Ali estava Heathcliff; alarmou-me vê-lo sozinho.
– Onde está a srta. Catherine? – exclamei, apressadamente. – Não houve nenhum acidente, houve?
– Está em Thrushcross Grange – ele respondeu –, e eu também estaria lá, mas não tiveram a gentileza de me convidar para ficar.
– Bem, isso é para você aprender! – afirmei. – Só fica satisfeito quando é mandado embora. Que ideia foi essa de ir até Thrushcross Grange?
– Deixe-me tirar estas roupas molhadas e eu conto, Nelly.
Pedi que tomasse cuidado para não acordar o patrão, e enquanto ele se despia e eu esperava para apagar a vela, ele prosseguiu:
– Cathy e eu fugimos da lavanderia em busca de um pouco de liberdade. Vendo ao longe as luzes de Grange, pensamos em ir até lá ver se os Linton passavam as noites de domingo de pé, tremendo de frio nos cantos, enquanto seus pais comiam e bebiam, riam e cantavam, diante do conforto da lareira. Acha que é assim, com eles? Ou então lendo sermões e sendo catequisados pelo criado, e obrigados a decorar uma coluna de nomes das Escrituras se não responderem tudo certo.
– Provavelmente não – respondi. – São crianças bem-comportadas, sem dúvida, e não merecem o tratamento que você e a senhorita recebem por serem tão desobedientes.
– Ora, não me venha com bobagens, Nelly – retrucou. – Nós corremos do alto do morro até o parque, sem parar... Catherine perdeu a corrida, porque estava descalça. Você vai ter que procurar os sapatos dela na charneca amanhã. Entramos por uma abertura na cerca, encontramos o caminho e nos plantamos num vaso debaixo da janela da sala de estar. A luz vinha dali: não tinham fechado as gelosias, e as cortinas estavam entreabertas. Nós nos seguramos no peitoril e olhamos lá para dentro... ah, que beleza! Uma sala esplêndida, acarpetada de carmim, com poltronas e mesas cobertas também de carmim, e o teto branco debruado de ouro, e uma cascata de gotas de cristal pendendo de argolas de prata do centro, brilhando com velas pequeninas. O sr. e a sra. Linton não estavam; Edgar e a irmã tinham a sala só para eles.
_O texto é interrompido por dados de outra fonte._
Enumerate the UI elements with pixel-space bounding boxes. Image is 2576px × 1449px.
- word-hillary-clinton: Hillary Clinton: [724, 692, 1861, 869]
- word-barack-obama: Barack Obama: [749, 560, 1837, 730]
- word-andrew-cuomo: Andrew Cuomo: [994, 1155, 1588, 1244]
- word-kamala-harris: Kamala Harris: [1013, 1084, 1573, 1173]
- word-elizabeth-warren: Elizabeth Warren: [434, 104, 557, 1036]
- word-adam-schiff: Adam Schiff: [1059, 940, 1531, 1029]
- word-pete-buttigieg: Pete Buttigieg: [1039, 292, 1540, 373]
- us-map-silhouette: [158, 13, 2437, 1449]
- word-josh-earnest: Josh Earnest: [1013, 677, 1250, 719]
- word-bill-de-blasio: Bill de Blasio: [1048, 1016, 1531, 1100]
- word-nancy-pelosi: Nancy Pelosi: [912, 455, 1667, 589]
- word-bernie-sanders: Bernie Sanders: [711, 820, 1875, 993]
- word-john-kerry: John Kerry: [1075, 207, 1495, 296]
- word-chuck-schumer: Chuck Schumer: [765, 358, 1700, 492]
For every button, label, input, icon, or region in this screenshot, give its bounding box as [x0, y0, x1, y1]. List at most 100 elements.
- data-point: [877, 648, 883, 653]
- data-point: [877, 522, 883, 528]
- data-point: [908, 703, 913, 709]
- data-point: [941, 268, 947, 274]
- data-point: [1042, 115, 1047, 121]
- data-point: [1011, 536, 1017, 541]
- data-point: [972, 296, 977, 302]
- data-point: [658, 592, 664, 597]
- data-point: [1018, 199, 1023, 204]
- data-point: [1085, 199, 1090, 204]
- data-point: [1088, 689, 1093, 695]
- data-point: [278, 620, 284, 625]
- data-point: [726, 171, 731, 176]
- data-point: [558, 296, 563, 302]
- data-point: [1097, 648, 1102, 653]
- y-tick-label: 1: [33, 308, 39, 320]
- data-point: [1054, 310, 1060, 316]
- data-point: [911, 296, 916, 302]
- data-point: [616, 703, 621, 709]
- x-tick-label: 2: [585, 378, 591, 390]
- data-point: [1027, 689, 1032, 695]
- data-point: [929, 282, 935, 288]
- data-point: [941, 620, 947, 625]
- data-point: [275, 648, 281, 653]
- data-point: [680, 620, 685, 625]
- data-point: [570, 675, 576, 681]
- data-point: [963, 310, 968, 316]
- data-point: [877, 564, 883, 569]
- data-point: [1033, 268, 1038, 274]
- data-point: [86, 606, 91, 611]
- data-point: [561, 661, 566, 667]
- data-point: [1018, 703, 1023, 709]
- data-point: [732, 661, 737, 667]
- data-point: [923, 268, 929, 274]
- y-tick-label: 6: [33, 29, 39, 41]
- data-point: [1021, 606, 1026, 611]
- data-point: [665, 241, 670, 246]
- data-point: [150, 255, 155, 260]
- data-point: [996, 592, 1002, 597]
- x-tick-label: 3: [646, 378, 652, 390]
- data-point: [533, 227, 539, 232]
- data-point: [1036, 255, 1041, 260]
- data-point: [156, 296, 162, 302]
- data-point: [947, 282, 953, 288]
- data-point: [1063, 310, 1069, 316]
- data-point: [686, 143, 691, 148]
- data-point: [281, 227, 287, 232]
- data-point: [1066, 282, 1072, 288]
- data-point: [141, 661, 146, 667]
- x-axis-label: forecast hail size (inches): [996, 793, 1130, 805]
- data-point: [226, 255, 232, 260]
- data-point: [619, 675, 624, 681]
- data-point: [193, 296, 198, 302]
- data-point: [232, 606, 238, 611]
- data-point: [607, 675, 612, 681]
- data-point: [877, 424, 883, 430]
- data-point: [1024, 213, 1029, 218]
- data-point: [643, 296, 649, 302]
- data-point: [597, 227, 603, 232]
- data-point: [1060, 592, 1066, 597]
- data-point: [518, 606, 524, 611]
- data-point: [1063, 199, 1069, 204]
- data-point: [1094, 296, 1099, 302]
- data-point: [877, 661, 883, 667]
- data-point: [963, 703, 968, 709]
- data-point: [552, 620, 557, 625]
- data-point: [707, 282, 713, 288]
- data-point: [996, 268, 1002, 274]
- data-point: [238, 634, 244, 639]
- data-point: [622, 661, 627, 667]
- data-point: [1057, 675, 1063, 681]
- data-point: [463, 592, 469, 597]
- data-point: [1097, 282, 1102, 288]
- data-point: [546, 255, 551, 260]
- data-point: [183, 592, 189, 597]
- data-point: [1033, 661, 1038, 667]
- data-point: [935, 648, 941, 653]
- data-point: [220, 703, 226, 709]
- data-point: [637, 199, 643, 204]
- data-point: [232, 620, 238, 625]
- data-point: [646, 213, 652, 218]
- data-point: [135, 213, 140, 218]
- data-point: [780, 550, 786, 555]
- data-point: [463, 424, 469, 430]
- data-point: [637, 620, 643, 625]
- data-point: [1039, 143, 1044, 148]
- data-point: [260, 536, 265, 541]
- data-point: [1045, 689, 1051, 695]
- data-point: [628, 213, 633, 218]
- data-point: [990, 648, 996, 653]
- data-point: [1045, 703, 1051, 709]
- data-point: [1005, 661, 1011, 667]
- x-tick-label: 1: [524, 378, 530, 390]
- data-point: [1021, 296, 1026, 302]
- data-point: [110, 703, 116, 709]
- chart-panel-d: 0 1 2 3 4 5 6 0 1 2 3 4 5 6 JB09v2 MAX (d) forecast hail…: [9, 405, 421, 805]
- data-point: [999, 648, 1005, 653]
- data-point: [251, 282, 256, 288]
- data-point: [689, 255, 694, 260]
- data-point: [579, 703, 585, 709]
Deviam estar felizes, não acha? Teríamos nos sentido no paraíso! Mas imagine o que as crianças bem-comportadas estavam fazendo... Isabella, que deve ter uns onze anos, um a menos do que Cathy, estava deitada no chão, no outro canto da sala, gritando como se bruxas a estivessem espetando com agulhas em brasa. Edgar estava de pé junto à lareira, chorando baixinho, e no meio da mesa havia um cachorrinho ganindo, a pata tremendo. Pelas acusações que um fazia ao outro, deduzimos que quase tinham rasgado o bicho ao meio, puxando um de cada lado. Que idiotas! Esse era o seu prazer: brigar para ver quem ia segurar uma bola de pelo, e começar a chorar depois da briga, recusando-se então a pegá-lo. Rimos muito deles, crianças mimadas! Como os desprezamos! Quando é que você já me viu desejando alguma coisa que Catherine quisesse? Ou nos encontrou sozinhos gritando e soluçando e rolando pelo chão, um de cada lado da sala? Eu jamais trocaria minha vida aqui pela de Edgar Linton em Thrushcross Grange... nem mesmo se tivesse o privilégio de jogar Joseph do telhado mais alto e pintar a fachada da casa com o sangue de Hindley!
– Pssst! – interrompi. – Mas ainda não me disse, Heathcliff, por que foi que Catherine não voltou com você.
– Eu disse que rimos – respondeu ele. – Os Linton ouviram e correram ambos para a porta como flechas; primeiro fez-se silêncio, depois começaram a gritar: “Ah, mamãe, mamãe! Ah, papai! Ah, mamãe, venha cá! Ah, papai!” Berravam desse jeito, feito dois loucos. Fizemos barulhos horríveis, tentando assustá-los ainda mais, e depois largamos o peitoril da janela, porque alguém estava abrindo a porta, e achamos melhor fugir. Eu segurava Cathy pela mão e tentava apressá-la, quando de repente ela caiu.
“– Corra, Heathcliff, corra! – ela sussurrou. – Soltaram o buldogue, e ele está me segurando!
“O diabo do cachorro tinha agarrado seu tornozelo, Nelly.